秦墨白没有说话,只是笑了笑,算是默认了。
陆部长摇了摇头,端起搪瓷缸喝了一口茶,放下,然后靠在椅背上,双手抱在胸前,看着他,缓缓地说道:
“你说得对,农场的事稳定了,化肥厂的事稳定了,农机厂的事也稳定了。”
“这些单位的日常管理,确实不需要你像以前那样天天盯着了,你想把精力转到节水工程和微电网+上,从大局来看,也是对的。”
他顿了顿,又说道:“反正我也管不了你,你这个人,从来就不是一个能被管住的人,你想做的事,不管有没有人支持,你都会想方设法去做成,我拦不住你,也不想拦你。”
他伸手拿起桌上的烟盒,抽出一根,点上,吸了一口,缓缓吐出,然后说道:“既然你说了,那我就答应你,节水工程和微电网+的事,你放手去干,需要后勤部支持的,你跟我说一声就行。”
秦墨白从沙发上坐直了身子,把手里那根已经燃到尽头的烟头摁灭在烟灰缸里,抬起头,看着陆部长,说了一句道:“陆部长,谢了。”

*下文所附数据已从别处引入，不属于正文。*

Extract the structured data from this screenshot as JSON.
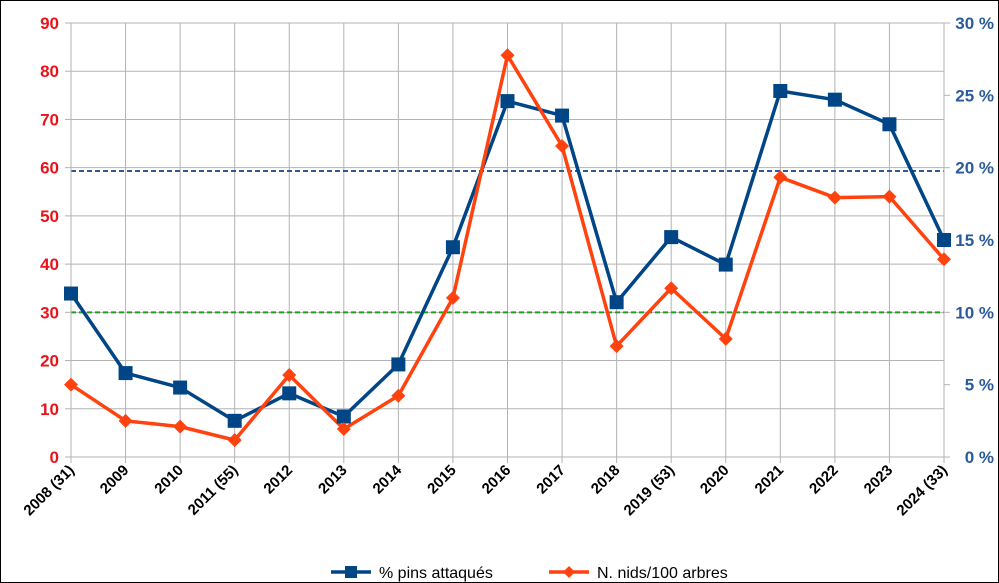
{
  "chart_data": {
    "type": "line",
    "categories": [
      "2008 (31)",
      "2009",
      "2010",
      "2011 (55)",
      "2012",
      "2013",
      "2014",
      "2015",
      "2016",
      "2017",
      "2018",
      "2019 (53)",
      "2020",
      "2021",
      "2022",
      "2023",
      "2024 (33)"
    ],
    "series": [
      {
        "name": "% pins attaqués",
        "axis": "right",
        "color": "#004586",
        "marker": "square",
        "values": [
          11.3,
          5.8,
          4.8,
          2.5,
          4.4,
          2.8,
          6.4,
          14.5,
          24.6,
          23.6,
          10.7,
          15.2,
          13.3,
          25.3,
          24.7,
          23.0,
          15.0
        ]
      },
      {
        "name": "N. nids/100 arbres",
        "axis": "left",
        "color": "#ff420e",
        "marker": "diamond",
        "values": [
          15,
          7.5,
          6.3,
          3.5,
          17,
          5.8,
          12.7,
          33,
          83.3,
          64.5,
          23,
          35,
          24.5,
          58,
          53.8,
          54,
          41
        ]
      }
    ],
    "left_axis": {
      "ylim": [
        0,
        90
      ],
      "ticks": [
        "0",
        "10",
        "20",
        "30",
        "40",
        "50",
        "60",
        "70",
        "80",
        "90"
      ],
      "color": "#e8141b"
    },
    "right_axis": {
      "ylim": [
        0,
        30
      ],
      "ticks": [
        "0 %",
        "5 %",
        "10 %",
        "15 %",
        "20 %",
        "25 %",
        "30 %"
      ],
      "color": "#2a5a9a"
    },
    "reference_lines": [
      {
        "axis": "left",
        "value": 59.3,
        "color": "#2a5a9a",
        "style": "dashed"
      },
      {
        "axis": "left",
        "value": 30,
        "color": "#1aa31a",
        "style": "dashed"
      }
    ],
    "grid": true,
    "legend": {
      "position": "bottom",
      "entries": [
        "% pins attaqués",
        "N. nids/100 arbres"
      ]
    }
  }
}
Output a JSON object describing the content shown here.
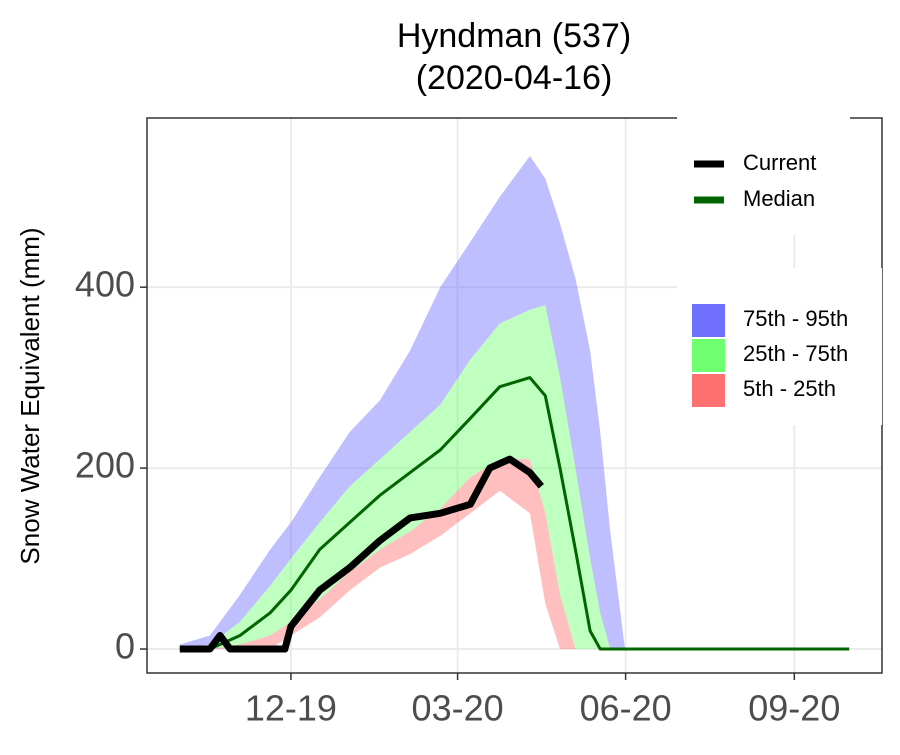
{
  "chart_data": {
    "type": "line",
    "title": "Hyndman (537)",
    "subtitle": "(2020-04-16)",
    "ylabel": "Snow Water Equivalent (mm)",
    "xlim": [
      2019.7,
      2020.798
    ],
    "xticks": [
      {
        "value": 2019.915,
        "label": "12-19"
      },
      {
        "value": 2020.164,
        "label": "03-20"
      },
      {
        "value": 2020.415,
        "label": "06-20"
      },
      {
        "value": 2020.667,
        "label": "09-20"
      }
    ],
    "ylim": [
      -26.5,
      587
    ],
    "yticks": [
      0,
      200,
      400
    ],
    "grid": true,
    "x": [
      2019.749,
      2019.794,
      2019.839,
      2019.884,
      2019.915,
      2019.958,
      2020.003,
      2020.048,
      2020.093,
      2020.138,
      2020.183,
      2020.227,
      2020.272,
      2020.295,
      2020.317,
      2020.34,
      2020.362,
      2020.377,
      2020.392,
      2020.414,
      2020.452,
      2020.526,
      2020.601,
      2020.676,
      2020.749
    ],
    "bands": [
      {
        "name": "75th - 95th",
        "color": "#7070ff",
        "lower": [
          0,
          5,
          30,
          70,
          100,
          140,
          180,
          210,
          240,
          270,
          320,
          360,
          375,
          380,
          300,
          200,
          100,
          40,
          0,
          0,
          0,
          0,
          0,
          0,
          0
        ],
        "upper": [
          5,
          15,
          60,
          110,
          140,
          190,
          240,
          275,
          330,
          400,
          450,
          500,
          545,
          520,
          470,
          410,
          330,
          240,
          130,
          0,
          0,
          0,
          0,
          0,
          0
        ]
      },
      {
        "name": "25th - 75th",
        "color": "#70ff70",
        "lower": [
          0,
          0,
          5,
          15,
          30,
          55,
          85,
          110,
          130,
          155,
          190,
          210,
          210,
          150,
          60,
          0,
          0,
          0,
          0,
          0,
          0,
          0,
          0,
          0,
          0
        ],
        "upper": [
          0,
          5,
          30,
          70,
          100,
          140,
          180,
          210,
          240,
          270,
          320,
          360,
          375,
          380,
          300,
          200,
          100,
          40,
          0,
          0,
          0,
          0,
          0,
          0,
          0
        ]
      },
      {
        "name": "5th - 25th",
        "color": "#ff7070",
        "lower": [
          0,
          0,
          0,
          0,
          15,
          35,
          65,
          90,
          105,
          125,
          150,
          175,
          150,
          50,
          0,
          0,
          0,
          0,
          0,
          0,
          0,
          0,
          0,
          0,
          0
        ],
        "upper": [
          0,
          0,
          5,
          15,
          30,
          55,
          85,
          110,
          130,
          155,
          190,
          210,
          210,
          150,
          60,
          0,
          0,
          0,
          0,
          0,
          0,
          0,
          0,
          0,
          0
        ]
      }
    ],
    "series": [
      {
        "name": "Current",
        "color": "#000000",
        "x": [
          2019.749,
          2019.794,
          2019.809,
          2019.824,
          2019.884,
          2019.906,
          2019.915,
          2019.958,
          2020.003,
          2020.048,
          2020.093,
          2020.138,
          2020.183,
          2020.212,
          2020.242,
          2020.272,
          2020.289
        ],
        "values": [
          0,
          0,
          15,
          0,
          0,
          0,
          25,
          65,
          90,
          120,
          145,
          150,
          160,
          200,
          210,
          195,
          180
        ]
      },
      {
        "name": "Median",
        "color": "#006400",
        "values": [
          0,
          0,
          15,
          40,
          65,
          110,
          140,
          170,
          195,
          220,
          255,
          290,
          300,
          280,
          200,
          110,
          20,
          0,
          0,
          0,
          0,
          0,
          0,
          0,
          0
        ]
      }
    ]
  }
}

陆部长摆了摆手,像是赶走一只苍蝇,说道:“别谢我,你把事情干成了,就是对我最大的感谢。”
他端起搪瓷缸,喝了一口茶,然后放下,看着秦墨白,目光里带着一种认真的神色,说道:
“不过有一句话,我得跟你说在前头,你现在的身份,毕竟还是军分区的人。”
“节水工程和微电网+的事,你可以放手去干,但该汇报的还是要汇报,该打招呼的还是要打招呼,别让我太难做。”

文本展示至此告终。